Date: 12th April 2013 at 2:28pm
Written by:

Emmanuel Adebayor, FC Basel 2 Tottenham Hotspur 2

It was always asking too much to make whatever fate that may eventually lie in wait for us to be quick and painless.

As it goes, defeat to on penalties was indeed the most heart-wrenching and excruciatingly painful way to go out imaginable. Luckily for us, we’ve got the whole weekend to drown our sorrows without the impending doom of a fixture and for both players and support, the postponement of the fixture now looks like something of a Godsend.

But as the dust starts to settle on the morning after the night before, perhaps we can see things a little clearer now the red mist has slowly evaporated. Or perhaps not, judging by the anger that’s still seeping out on out timelines this morning.

Like the mutual friend that we all put up with but have a burning disdain for, Emmanuel Adebayor appears to have finally crossed the line with some and if last night was a knees-up in a Yates, it would have been the one where Adebayor got a bottle of 1664 poured over him.

Some of course will wake up after such an incident beset in their ways with a staunch refusal to acknowledge they might have got a bit carried away. Others will like to pretend it never happened. And there will of course be those still hammered from the night before roaming the streets at 4am ready to finish the job off.

But even though Adebayor might currently find himself public enemy number one in N17 today, he’s not the first player to miss a penalty. The sooner we all come to terms with that, the better.

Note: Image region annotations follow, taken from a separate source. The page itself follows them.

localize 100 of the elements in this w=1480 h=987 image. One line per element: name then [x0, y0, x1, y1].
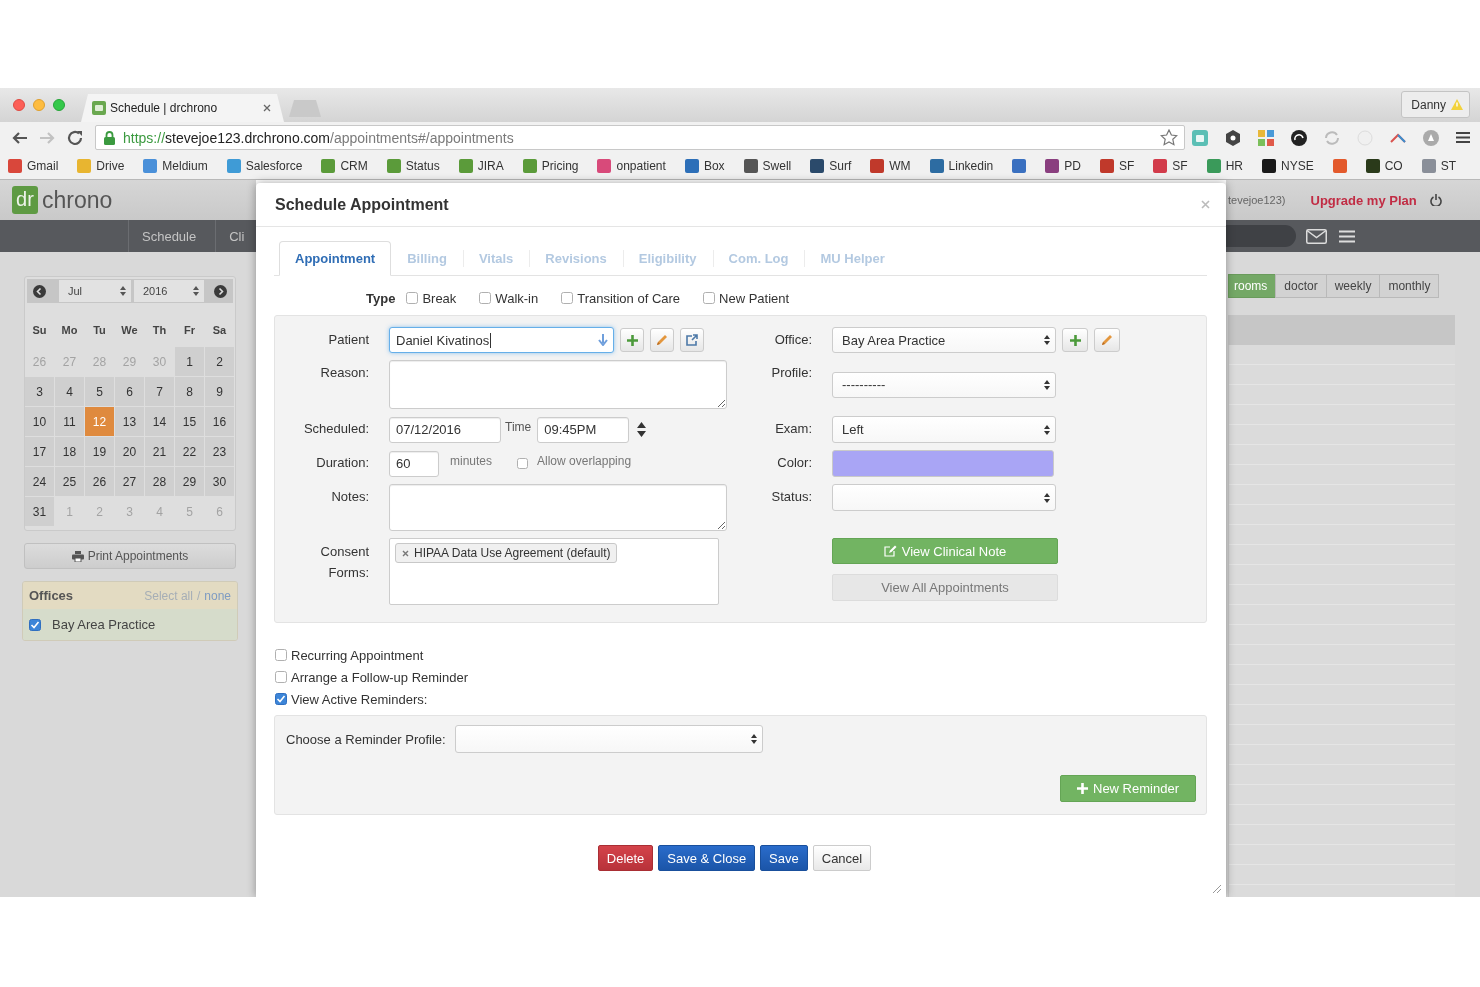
- print-appointments-button[interactable]: Print Appointments: [24, 543, 236, 569]
- bookmark[interactable]: Surf: [810, 159, 852, 173]
- grid-icon[interactable]: [1258, 129, 1274, 146]
- bookmark[interactable]: Meldium: [143, 159, 208, 173]
- mail-icon[interactable]: [1306, 228, 1327, 244]
- view-button[interactable]: doctor: [1275, 274, 1327, 298]
- calendar-day[interactable]: 4: [55, 377, 84, 406]
- window-zoom-icon[interactable]: [53, 99, 65, 111]
- close-icon[interactable]: [263, 104, 271, 112]
- checkbox[interactable]: [275, 693, 287, 705]
- profile-select[interactable]: ----------: [832, 371, 1056, 398]
- view-all-appointments-button[interactable]: View All Appointments: [832, 574, 1058, 601]
- tile-icon[interactable]: [1192, 129, 1208, 146]
- circle-chevron-left-icon[interactable]: [33, 284, 46, 298]
- time-field[interactable]: 09:45PM: [537, 416, 630, 443]
- month-select[interactable]: Jul: [59, 280, 131, 302]
- calendar-day[interactable]: 27: [115, 467, 144, 496]
- site-icon[interactable]: [1012, 159, 1027, 173]
- up-down-arrows-icon[interactable]: [637, 422, 647, 437]
- calendar-day[interactable]: 14: [145, 407, 174, 436]
- calendar-day[interactable]: 5: [85, 377, 114, 406]
- dialog-button[interactable]: Save & Close: [658, 845, 756, 871]
- bookmark[interactable]: Pricing: [522, 159, 579, 173]
- nav-item[interactable]: Cli: [216, 220, 245, 252]
- checkbox[interactable]: [406, 292, 419, 304]
- checkbox[interactable]: [517, 458, 529, 469]
- bookmark[interactable]: WM: [870, 159, 911, 173]
- calendar-day[interactable]: 24: [25, 467, 54, 496]
- tab[interactable]: Appointment: [279, 241, 392, 276]
- window-close-icon[interactable]: [13, 99, 25, 111]
- star-icon[interactable]: [1160, 129, 1178, 146]
- disc-icon[interactable]: [1423, 129, 1439, 146]
- calendar-day[interactable]: 6: [115, 377, 144, 406]
- calendar-day[interactable]: 13: [115, 407, 144, 436]
- bookmark[interactable]: JIRA: [458, 159, 504, 173]
- reload-icon[interactable]: [67, 129, 84, 146]
- upgrade-link[interactable]: Upgrade my Plan: [1310, 192, 1417, 208]
- calendar-day[interactable]: 28: [145, 467, 174, 496]
- calendar-day[interactable]: 15: [175, 407, 204, 436]
- consent-forms-field[interactable]: HIPAA Data Use Agreement (default): [389, 538, 719, 605]
- edit-button[interactable]: [650, 328, 674, 352]
- dialog-button[interactable]: Delete: [597, 845, 654, 871]
- bookmark[interactable]: Box: [684, 159, 725, 173]
- color-swatch[interactable]: [832, 450, 1054, 477]
- calendar-day[interactable]: 1: [175, 347, 204, 376]
- calendar-day[interactable]: 7: [145, 377, 174, 406]
- view-button[interactable]: weekly: [1325, 274, 1381, 298]
- calendar-day[interactable]: 26: [85, 467, 114, 496]
- calendar-day[interactable]: 10: [25, 407, 54, 436]
- calendar-day[interactable]: 30: [205, 467, 234, 496]
- window-minimize-icon[interactable]: [33, 99, 45, 111]
- reason-field[interactable]: [389, 360, 727, 409]
- bookmark[interactable]: CRM: [321, 159, 368, 173]
- site-icon[interactable]: [1332, 159, 1347, 173]
- power-icon[interactable]: [1429, 194, 1442, 206]
- bookmark[interactable]: SF: [1099, 159, 1135, 173]
- menu-icon[interactable]: [1456, 131, 1470, 144]
- view-button[interactable]: monthly: [1379, 274, 1440, 298]
- bookmark[interactable]: Drive: [77, 159, 125, 173]
- status-select[interactable]: [832, 484, 1056, 511]
- bookmark[interactable]: PD: [1045, 159, 1081, 173]
- edit-button[interactable]: [1094, 328, 1120, 352]
- bookmark[interactable]: Salesforce: [226, 159, 303, 173]
- add-button[interactable]: [620, 328, 644, 352]
- checkbox[interactable]: [561, 292, 574, 304]
- calendar-day[interactable]: 11: [55, 407, 84, 436]
- profile-button[interactable]: Danny: [1401, 91, 1470, 118]
- bookmark[interactable]: Swell: [743, 159, 792, 173]
- calendar-day[interactable]: 23: [205, 437, 234, 466]
- browser-tab[interactable]: Schedule | drchrono: [81, 94, 284, 122]
- exam-select[interactable]: Left: [832, 416, 1056, 443]
- reminder-profile-select[interactable]: [454, 725, 763, 753]
- checkbox[interactable]: [479, 292, 492, 304]
- calendar-day[interactable]: 29: [175, 467, 204, 496]
- circle-chevron-right-icon[interactable]: [214, 284, 227, 298]
- calendar-day[interactable]: 21: [145, 437, 174, 466]
- search-field[interactable]: [1226, 225, 1296, 247]
- checkbox[interactable]: [275, 671, 287, 683]
- dialog-button[interactable]: Cancel: [812, 845, 872, 871]
- hexagon-icon[interactable]: [1225, 129, 1241, 146]
- notes-field[interactable]: [389, 484, 727, 531]
- duration-field[interactable]: 60: [389, 450, 439, 477]
- close-icon[interactable]: [402, 549, 409, 557]
- checkbox[interactable]: [275, 649, 287, 661]
- back-arrow-icon[interactable]: [11, 130, 28, 145]
- calendar-day[interactable]: 31: [25, 497, 54, 526]
- dialog-button[interactable]: Save: [760, 845, 808, 871]
- patient-field[interactable]: Daniel Kivatinos: [389, 327, 614, 353]
- nav-item[interactable]: Schedule: [129, 220, 217, 252]
- bookmark[interactable]: Status: [386, 159, 440, 173]
- calendar-day[interactable]: 19: [85, 437, 114, 466]
- checkbox[interactable]: [703, 292, 716, 304]
- bookmark[interactable]: onpatient: [597, 159, 666, 173]
- sync-icon[interactable]: [1324, 129, 1340, 146]
- bookmark[interactable]: SF: [1153, 159, 1188, 173]
- calendar-day[interactable]: 25: [55, 467, 84, 496]
- calendar-day[interactable]: 2: [205, 347, 234, 376]
- resize-grip-icon[interactable]: [1212, 884, 1222, 894]
- forward-arrow-icon[interactable]: [39, 130, 56, 145]
- calendar-day[interactable]: 9: [205, 377, 234, 406]
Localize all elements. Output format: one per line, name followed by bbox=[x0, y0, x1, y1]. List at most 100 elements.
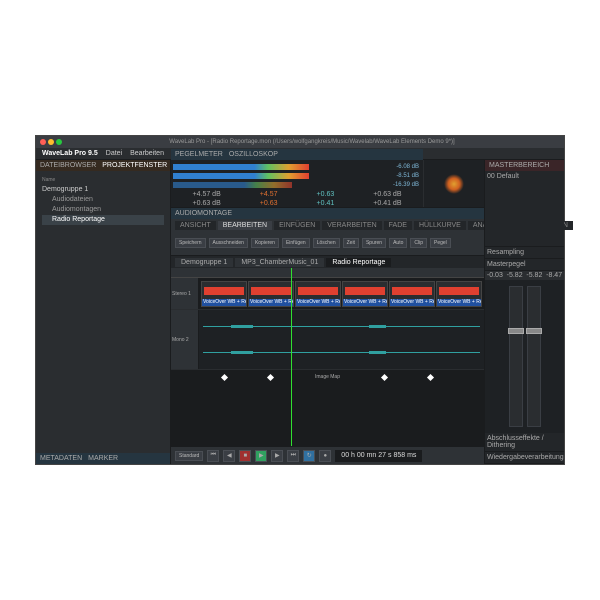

There seems to be a notion going round this morning that Adebayor took some form of solace out of his penalty miss last night or that the big Togolese was pissing himself laughing at the thought of his side crashing out of the League.

Have a day off.

From where The Way was sitting, Adebayor wore the look of a man absolutely and quite rightly appalled with himself after shanking his effort over the bar. It was a desperately, desperately poor attempt at a spot-kick and although we can hardly claim to be amateur psychologists, he seemed to exude more a look of disbelief, than one of utter joy.

But if it makes you feel better, then yeah, why not; of course he was over the moon last night after humiliating himself in front of 33,000 people.

Let’s not go kidding ourselves here, Emmanuel Adebayor has enjoyed a woeful campaign and the odds are that he’ll probably end up being offloaded in the summer. But over the past two games – including last night – he has in fact been one of the side’s hardest-working and most effective performers.

This isn’t trying to defend him for the campaign he’s produced so far and supporters are well within their right to tell him exactly what they think. But booing him till you’re blue in the face isn’t going to aid anyone connected with the club in the race for the top-four.

It’s time to regroup, refocus and move forward and as already mentioned, the next nine days gives us ample time to swallow the bitter pill and prepare for what will be a massive match against Manchester City at the Lane.

But when all is said and done, there wasn’t a player who didn’t leave it all out on the pitch last night. Emmanuel Adebayor included.